Attack success rate of Label Attack for LLaVA1.5.

Attack success rate of Persuasion Attack for LLaVA-1.5.

Shadowcast begins to demonstrate a significant impact (over 60% attack success rate) with a poison rate of under 1% (or 30 poison samples)!

Black-box results

(Architecture transferability) Attack success rate for LLaVA-1.5 when InstructBLIP (left) and MiniGPTv2 (right) are used to craft poison images.

Shadowcast is still effective even across different VLM architectures!

Attack Robustness

What if the VLM uses image data augmentation (as a defense method) during training? Will the poisoned VLM exhibit targeted behaviour when different text prompts are used? Our evaluation shows positive results.

Attack success rate for augmented LLaVA-1.5 with/without poison augmentation

(Data augmentation) Attack success rate for LLaVA-1.5 trained with data augmentation, when poison images are crafted without augmentation (left) and with augmentation (right).
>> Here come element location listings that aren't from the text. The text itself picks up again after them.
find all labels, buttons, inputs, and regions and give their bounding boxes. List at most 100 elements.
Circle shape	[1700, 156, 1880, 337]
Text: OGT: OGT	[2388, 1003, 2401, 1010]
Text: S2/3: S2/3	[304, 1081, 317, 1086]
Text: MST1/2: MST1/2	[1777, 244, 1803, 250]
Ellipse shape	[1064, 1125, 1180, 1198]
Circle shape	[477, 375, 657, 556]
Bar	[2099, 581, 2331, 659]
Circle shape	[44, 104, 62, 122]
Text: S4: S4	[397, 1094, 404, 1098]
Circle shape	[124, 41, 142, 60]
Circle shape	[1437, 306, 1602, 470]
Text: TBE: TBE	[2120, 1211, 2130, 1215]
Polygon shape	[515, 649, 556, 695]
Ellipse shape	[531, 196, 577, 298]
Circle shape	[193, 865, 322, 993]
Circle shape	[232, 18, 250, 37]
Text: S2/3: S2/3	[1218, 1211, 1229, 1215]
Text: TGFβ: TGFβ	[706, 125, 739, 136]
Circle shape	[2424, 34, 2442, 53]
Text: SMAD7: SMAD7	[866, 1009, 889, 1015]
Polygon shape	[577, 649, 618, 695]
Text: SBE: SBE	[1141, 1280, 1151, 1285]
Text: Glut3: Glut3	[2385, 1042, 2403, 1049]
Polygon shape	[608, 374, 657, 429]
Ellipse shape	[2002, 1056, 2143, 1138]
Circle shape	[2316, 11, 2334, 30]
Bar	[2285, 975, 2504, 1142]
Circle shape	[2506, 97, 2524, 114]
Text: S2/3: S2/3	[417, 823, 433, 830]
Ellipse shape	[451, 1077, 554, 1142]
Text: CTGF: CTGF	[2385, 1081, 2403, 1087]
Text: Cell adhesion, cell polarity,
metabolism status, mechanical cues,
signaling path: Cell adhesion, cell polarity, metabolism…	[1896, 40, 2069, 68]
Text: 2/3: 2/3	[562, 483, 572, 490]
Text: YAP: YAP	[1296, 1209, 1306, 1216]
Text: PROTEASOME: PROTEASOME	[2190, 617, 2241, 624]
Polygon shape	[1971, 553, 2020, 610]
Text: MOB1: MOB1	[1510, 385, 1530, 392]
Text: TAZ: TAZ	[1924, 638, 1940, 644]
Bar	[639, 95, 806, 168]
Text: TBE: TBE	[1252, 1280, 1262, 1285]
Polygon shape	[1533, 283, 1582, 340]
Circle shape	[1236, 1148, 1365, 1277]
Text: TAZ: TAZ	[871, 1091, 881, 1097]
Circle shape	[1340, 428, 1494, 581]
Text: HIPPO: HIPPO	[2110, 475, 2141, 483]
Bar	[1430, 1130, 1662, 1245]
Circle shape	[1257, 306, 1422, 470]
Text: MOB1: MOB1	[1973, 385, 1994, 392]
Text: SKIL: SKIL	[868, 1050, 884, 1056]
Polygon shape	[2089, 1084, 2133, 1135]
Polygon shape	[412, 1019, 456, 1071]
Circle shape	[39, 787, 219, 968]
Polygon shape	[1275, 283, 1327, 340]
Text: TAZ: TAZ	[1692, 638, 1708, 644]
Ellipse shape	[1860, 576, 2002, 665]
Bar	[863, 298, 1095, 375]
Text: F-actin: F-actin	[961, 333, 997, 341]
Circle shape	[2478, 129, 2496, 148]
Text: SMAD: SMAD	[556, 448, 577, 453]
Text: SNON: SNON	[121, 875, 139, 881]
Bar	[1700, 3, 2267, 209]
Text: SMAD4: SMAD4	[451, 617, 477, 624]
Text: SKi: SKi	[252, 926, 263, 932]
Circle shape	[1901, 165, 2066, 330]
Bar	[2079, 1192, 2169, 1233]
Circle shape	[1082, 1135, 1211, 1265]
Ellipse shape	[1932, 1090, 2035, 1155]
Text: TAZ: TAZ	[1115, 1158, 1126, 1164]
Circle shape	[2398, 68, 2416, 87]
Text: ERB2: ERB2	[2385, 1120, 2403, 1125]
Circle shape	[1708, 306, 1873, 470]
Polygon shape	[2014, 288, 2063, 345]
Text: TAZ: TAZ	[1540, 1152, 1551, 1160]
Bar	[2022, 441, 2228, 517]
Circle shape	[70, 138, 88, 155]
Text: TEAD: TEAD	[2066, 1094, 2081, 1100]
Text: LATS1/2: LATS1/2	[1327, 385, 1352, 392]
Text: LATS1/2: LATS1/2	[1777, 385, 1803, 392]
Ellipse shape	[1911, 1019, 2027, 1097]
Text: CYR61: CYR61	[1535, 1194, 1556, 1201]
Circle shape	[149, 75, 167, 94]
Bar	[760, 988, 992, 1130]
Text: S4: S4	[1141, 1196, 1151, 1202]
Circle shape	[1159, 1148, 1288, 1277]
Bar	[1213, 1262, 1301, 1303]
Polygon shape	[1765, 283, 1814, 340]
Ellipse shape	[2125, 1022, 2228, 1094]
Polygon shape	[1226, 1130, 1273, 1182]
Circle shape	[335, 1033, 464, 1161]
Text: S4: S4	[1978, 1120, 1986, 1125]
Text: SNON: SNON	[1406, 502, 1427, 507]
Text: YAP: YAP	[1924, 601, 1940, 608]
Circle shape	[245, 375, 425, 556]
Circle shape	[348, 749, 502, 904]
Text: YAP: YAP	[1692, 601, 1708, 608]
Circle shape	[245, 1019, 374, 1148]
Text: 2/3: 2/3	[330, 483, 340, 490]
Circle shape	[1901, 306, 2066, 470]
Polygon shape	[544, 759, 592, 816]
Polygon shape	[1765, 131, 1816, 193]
Attack success rates with diverse prompts

(Generalization to diverse prompts) Attack success rates when diverse prompts are used during test time.

Ethics and Disclosure

This study uncovers a pivotal vulnerability in the visual instruction tuning of large vision language models (VLMs), demonstrating how adversaries might exploit data poisoning to disseminate misinformation undetected. While the attack methodologies and objectives detailed in this research introduce new risks to VLMs, the concept of data poisoning is not new, having been a topic of focus in the security domain for over a decade. By bringing these findings to light, our intent is not to facilitate attacks but rather to sound an alarm in the VLM community. Our disclosure aims to elevate vigilance among VLM developers and users, advocate for stringent data examination practices, and catalyze the advancement of robust data cleaning and defensive strategies. In doing so, we believe that exposing these vulnerabilities is a crucial step towards fostering comprehensive studies in defense mechanisms and ensuring the secure deployment of VLMs in various applications.